Doris Aiken, in case you have forgotten, founded RID — Remove Intoxicated Drivers — back in 1978 and did as much as anyone in the country to raise awareness of drunk driving and more importantly to do something about it.

She lobbied, she agitated, she campaigned, and within RID’s first few years she had prevailed on the state Legislature to pass 13 bills aimed at deterring drunk driving, including a ban on plea bargaining, and as a result, alcohol-related traffic deaths dropped 23 percent, meaning 6,250 people lived who otherwise would have died.

It was the beginning of a national movement against drunk driving, and a heady time it was, if you remember. It meant really a change in national consciousness.
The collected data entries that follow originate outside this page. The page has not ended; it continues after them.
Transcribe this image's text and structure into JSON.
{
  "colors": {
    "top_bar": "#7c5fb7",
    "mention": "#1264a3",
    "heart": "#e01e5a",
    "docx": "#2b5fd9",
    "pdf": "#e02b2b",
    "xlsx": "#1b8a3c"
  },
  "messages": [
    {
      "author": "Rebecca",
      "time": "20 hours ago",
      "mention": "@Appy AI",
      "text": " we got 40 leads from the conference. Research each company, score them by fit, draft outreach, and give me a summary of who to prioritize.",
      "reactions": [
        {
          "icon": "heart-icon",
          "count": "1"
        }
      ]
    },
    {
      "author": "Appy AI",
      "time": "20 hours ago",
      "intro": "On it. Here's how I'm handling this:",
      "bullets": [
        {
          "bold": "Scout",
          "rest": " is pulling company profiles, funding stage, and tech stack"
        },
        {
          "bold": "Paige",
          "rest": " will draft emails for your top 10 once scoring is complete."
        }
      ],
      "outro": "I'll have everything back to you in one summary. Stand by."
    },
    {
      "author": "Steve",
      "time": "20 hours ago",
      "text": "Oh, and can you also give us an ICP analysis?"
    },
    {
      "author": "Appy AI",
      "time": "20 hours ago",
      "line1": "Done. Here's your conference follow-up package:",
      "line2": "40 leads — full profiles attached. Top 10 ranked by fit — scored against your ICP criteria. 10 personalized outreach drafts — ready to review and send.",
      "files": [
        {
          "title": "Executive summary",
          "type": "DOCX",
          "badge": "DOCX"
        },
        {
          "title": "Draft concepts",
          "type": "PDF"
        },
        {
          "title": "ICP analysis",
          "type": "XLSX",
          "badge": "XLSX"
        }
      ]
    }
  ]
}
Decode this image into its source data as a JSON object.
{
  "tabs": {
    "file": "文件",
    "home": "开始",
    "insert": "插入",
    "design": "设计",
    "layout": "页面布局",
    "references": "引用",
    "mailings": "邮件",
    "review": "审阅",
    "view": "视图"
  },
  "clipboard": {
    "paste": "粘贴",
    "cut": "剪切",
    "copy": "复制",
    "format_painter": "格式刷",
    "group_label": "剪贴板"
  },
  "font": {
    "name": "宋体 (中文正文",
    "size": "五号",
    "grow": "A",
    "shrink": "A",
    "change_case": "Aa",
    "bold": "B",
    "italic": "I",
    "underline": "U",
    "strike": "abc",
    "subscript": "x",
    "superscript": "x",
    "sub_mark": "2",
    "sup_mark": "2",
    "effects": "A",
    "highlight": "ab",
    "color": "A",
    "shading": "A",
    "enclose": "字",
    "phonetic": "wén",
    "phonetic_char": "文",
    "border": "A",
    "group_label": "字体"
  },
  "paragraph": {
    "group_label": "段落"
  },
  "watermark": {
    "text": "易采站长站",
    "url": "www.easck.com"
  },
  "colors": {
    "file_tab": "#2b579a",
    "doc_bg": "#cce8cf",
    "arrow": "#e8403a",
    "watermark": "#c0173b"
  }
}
If you watch movies from the 1950s and 1940s, as I sometimes do, you’ll see that everyone in them drinks all the time and it’s considered perfectly normal. A sultry client enters the office of a private-eye at 10 in the morning, and the first question is, “Have a drink?” and the drink is already being poured before the question is answered.

Drinking up to and including drunkeness used to be cool, and having a hangover was evidence of sophisticated living, which you may not know if you came of age since 1980. That’s when RID got roaring and when other similar organizations like MADD (Mothers Against Drunk Driving) and SADD (Students Against Drunk Driving) also got going, and when drinking, or at least drunkenness, became somewhat less than cool. That’s when it became criminally irresponsible if you coupled it with driving a motor vehicle.

“One for the Road” chronicles all of this, including the disagreements and rifts within the anti-DWI movement.

The alcohol industry and the advertising industry that lived off it did their best to buy off the movement, and for a time succeeded with both MADD and SADD, giving large sums of money to both and seeing to it that they kept their focus on the aberrant behavior of the drunk driver rather than on the marketing of alcohol itself.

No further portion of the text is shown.